UV Protective Property of Nano-ZnO Cotton Fabric
Nano-ZnO has good ultraviolet resistance, thus nano-ZnO cotton fabric possess certain UV protective property. Through UV resistance test of nano-ZnO fabric, the UPF (ultraviolet protection factor value), UVA (sunlight ultraviolet radiation with wavelength of 315 nm-400 nm) and UVB (sunlight ultraviolet radiation with wavelength of 280 nm-315 nm) transmittance are analyzed (Fig. 7). The results show that the UV transmittance of cotton fabric is higher, which indicates that the cotton fabric has no UV protective property. As the content of nano-ZnO in dispersion increases gradually, the UV transmittance values of the nano-ZnO cotton fabric decreases correspondingly. When the content of nano-ZnO in dispersion reaches to 20 g/L, the UV protection factor (UPF) values of cotton fabric maintain a certain range of balance, which means the adsorption of cotton fabric and nano-ZnO particles is saturated. In order to avoid unnecessary consumption, the optimal mass concentration of nano-ZnO is 20 g/L. Nano-ZnO has the function of scattering and absorbing ultraviolet rays.

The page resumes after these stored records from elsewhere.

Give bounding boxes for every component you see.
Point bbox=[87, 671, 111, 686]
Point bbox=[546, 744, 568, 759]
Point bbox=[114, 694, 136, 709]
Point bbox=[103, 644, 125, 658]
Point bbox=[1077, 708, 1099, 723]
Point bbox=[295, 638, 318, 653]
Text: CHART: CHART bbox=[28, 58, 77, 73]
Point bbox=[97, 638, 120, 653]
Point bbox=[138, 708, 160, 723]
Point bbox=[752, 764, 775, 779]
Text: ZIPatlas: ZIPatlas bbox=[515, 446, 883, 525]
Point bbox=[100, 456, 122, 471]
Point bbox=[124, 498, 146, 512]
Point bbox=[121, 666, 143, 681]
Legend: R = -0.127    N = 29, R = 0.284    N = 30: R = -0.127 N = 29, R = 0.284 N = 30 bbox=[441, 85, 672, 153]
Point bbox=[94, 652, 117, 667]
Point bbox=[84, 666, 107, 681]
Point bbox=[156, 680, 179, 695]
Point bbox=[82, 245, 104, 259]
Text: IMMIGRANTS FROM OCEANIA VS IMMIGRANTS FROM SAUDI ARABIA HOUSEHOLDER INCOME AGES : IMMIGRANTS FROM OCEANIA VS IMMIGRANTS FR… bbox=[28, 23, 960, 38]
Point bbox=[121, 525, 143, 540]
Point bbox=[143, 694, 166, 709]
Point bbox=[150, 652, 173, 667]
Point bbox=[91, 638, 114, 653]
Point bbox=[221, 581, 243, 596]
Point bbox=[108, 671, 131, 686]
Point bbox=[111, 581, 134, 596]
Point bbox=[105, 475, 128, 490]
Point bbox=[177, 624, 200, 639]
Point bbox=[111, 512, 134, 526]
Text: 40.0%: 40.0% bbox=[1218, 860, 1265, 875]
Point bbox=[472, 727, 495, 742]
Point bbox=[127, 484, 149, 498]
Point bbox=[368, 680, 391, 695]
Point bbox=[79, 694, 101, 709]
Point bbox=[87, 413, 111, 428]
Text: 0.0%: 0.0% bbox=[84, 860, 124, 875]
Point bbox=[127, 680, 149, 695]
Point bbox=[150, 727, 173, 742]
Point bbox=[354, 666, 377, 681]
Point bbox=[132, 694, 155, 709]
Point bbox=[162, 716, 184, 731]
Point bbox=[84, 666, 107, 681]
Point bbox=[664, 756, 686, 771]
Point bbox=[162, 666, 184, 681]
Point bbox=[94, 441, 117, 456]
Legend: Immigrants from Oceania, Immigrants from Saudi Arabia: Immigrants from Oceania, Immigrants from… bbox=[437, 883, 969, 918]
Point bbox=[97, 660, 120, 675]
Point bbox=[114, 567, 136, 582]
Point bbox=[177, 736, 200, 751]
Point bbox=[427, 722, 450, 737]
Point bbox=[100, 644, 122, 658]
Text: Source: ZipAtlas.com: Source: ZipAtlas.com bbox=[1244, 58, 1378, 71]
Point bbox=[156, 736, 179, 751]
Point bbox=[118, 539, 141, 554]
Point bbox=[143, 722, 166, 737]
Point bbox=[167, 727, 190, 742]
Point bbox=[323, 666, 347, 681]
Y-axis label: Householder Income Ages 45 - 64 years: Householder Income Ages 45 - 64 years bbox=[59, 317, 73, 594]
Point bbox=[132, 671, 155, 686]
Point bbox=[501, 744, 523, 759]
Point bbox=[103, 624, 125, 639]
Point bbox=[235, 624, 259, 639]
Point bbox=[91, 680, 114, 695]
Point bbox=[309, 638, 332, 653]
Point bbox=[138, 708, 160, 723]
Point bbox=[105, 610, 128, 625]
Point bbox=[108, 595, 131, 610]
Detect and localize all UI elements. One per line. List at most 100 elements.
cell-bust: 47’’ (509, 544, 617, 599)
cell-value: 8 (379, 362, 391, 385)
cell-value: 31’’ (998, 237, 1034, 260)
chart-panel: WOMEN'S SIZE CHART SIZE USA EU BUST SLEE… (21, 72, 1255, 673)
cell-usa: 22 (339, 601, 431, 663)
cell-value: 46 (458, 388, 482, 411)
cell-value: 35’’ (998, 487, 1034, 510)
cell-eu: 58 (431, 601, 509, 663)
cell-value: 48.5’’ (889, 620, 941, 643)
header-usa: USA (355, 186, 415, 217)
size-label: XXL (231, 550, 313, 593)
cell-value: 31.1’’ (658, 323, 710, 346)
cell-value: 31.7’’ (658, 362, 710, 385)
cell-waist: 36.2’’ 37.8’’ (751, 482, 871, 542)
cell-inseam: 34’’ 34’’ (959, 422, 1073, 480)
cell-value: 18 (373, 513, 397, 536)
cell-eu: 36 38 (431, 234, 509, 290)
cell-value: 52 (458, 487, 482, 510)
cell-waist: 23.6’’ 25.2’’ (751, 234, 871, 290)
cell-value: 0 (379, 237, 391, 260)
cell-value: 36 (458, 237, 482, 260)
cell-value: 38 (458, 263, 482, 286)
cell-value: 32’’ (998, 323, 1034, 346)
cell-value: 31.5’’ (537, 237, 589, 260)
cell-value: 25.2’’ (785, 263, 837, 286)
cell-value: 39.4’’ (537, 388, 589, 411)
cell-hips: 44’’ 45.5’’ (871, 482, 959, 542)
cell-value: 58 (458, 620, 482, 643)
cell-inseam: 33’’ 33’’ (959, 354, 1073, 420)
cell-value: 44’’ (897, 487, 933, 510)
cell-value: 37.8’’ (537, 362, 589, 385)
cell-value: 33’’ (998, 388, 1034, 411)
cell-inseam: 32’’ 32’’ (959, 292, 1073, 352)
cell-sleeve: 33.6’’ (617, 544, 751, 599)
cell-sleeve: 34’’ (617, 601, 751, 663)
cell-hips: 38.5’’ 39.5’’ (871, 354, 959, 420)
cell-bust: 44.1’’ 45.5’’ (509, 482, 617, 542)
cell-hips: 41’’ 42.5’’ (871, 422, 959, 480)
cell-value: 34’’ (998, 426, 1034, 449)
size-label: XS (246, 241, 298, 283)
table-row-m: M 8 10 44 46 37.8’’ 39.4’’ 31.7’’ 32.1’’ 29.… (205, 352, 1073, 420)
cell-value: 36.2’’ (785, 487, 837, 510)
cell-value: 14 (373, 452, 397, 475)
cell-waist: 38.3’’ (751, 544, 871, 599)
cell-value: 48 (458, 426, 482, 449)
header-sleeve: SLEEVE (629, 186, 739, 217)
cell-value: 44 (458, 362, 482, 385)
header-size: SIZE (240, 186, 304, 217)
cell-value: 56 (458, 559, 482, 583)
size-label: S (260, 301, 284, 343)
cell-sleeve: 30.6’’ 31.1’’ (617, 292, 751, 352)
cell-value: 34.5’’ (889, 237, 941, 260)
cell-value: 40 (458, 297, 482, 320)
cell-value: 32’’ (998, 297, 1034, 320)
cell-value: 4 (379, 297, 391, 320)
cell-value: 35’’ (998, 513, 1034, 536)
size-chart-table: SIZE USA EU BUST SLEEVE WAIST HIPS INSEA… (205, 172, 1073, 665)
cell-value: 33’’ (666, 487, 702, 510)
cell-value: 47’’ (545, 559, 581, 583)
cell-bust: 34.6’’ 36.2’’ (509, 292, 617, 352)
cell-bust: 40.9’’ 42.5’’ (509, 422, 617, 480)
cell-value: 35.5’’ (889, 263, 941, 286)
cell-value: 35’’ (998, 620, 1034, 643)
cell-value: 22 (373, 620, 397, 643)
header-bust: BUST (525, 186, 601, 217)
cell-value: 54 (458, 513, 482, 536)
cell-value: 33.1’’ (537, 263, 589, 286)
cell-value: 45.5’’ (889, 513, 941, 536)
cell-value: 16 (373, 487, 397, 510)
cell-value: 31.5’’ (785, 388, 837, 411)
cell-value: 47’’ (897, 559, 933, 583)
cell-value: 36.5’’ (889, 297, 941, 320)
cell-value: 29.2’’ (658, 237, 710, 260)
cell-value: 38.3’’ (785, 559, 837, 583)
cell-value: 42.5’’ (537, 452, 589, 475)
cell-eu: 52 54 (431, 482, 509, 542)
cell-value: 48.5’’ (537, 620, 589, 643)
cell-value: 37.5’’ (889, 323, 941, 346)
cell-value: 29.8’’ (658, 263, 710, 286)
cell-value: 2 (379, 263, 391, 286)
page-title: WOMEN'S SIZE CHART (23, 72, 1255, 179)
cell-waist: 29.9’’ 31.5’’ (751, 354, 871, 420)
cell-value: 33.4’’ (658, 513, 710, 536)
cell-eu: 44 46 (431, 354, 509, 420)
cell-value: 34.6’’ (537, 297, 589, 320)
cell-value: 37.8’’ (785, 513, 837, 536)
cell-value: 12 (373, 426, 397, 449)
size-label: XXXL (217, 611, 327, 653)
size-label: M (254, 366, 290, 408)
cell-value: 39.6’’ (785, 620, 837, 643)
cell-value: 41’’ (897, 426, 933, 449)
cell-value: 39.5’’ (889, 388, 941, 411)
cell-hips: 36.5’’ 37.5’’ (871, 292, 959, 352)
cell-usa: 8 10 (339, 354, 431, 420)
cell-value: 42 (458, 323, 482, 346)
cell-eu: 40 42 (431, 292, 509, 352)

When irradiated by ultraviolet rays in sunlight, electrons in the valence band of ZnO are excited, and hole-electron pairing effects will occur. Thus, it has the function of absorbing ultraviolet rays. Compared to the wavelength of ultraviolet light, the particle size of nano-ZnO is very small, so it can scatter ultraviolet light in all directions. This scattering law of ultraviolet light conforms to the Raylieigh light scattering law. Nano-ZnO not only has good thermal conductivity, but also has certain UV protective property, which makes nano-ZnO play an important role in the development of functional textiles.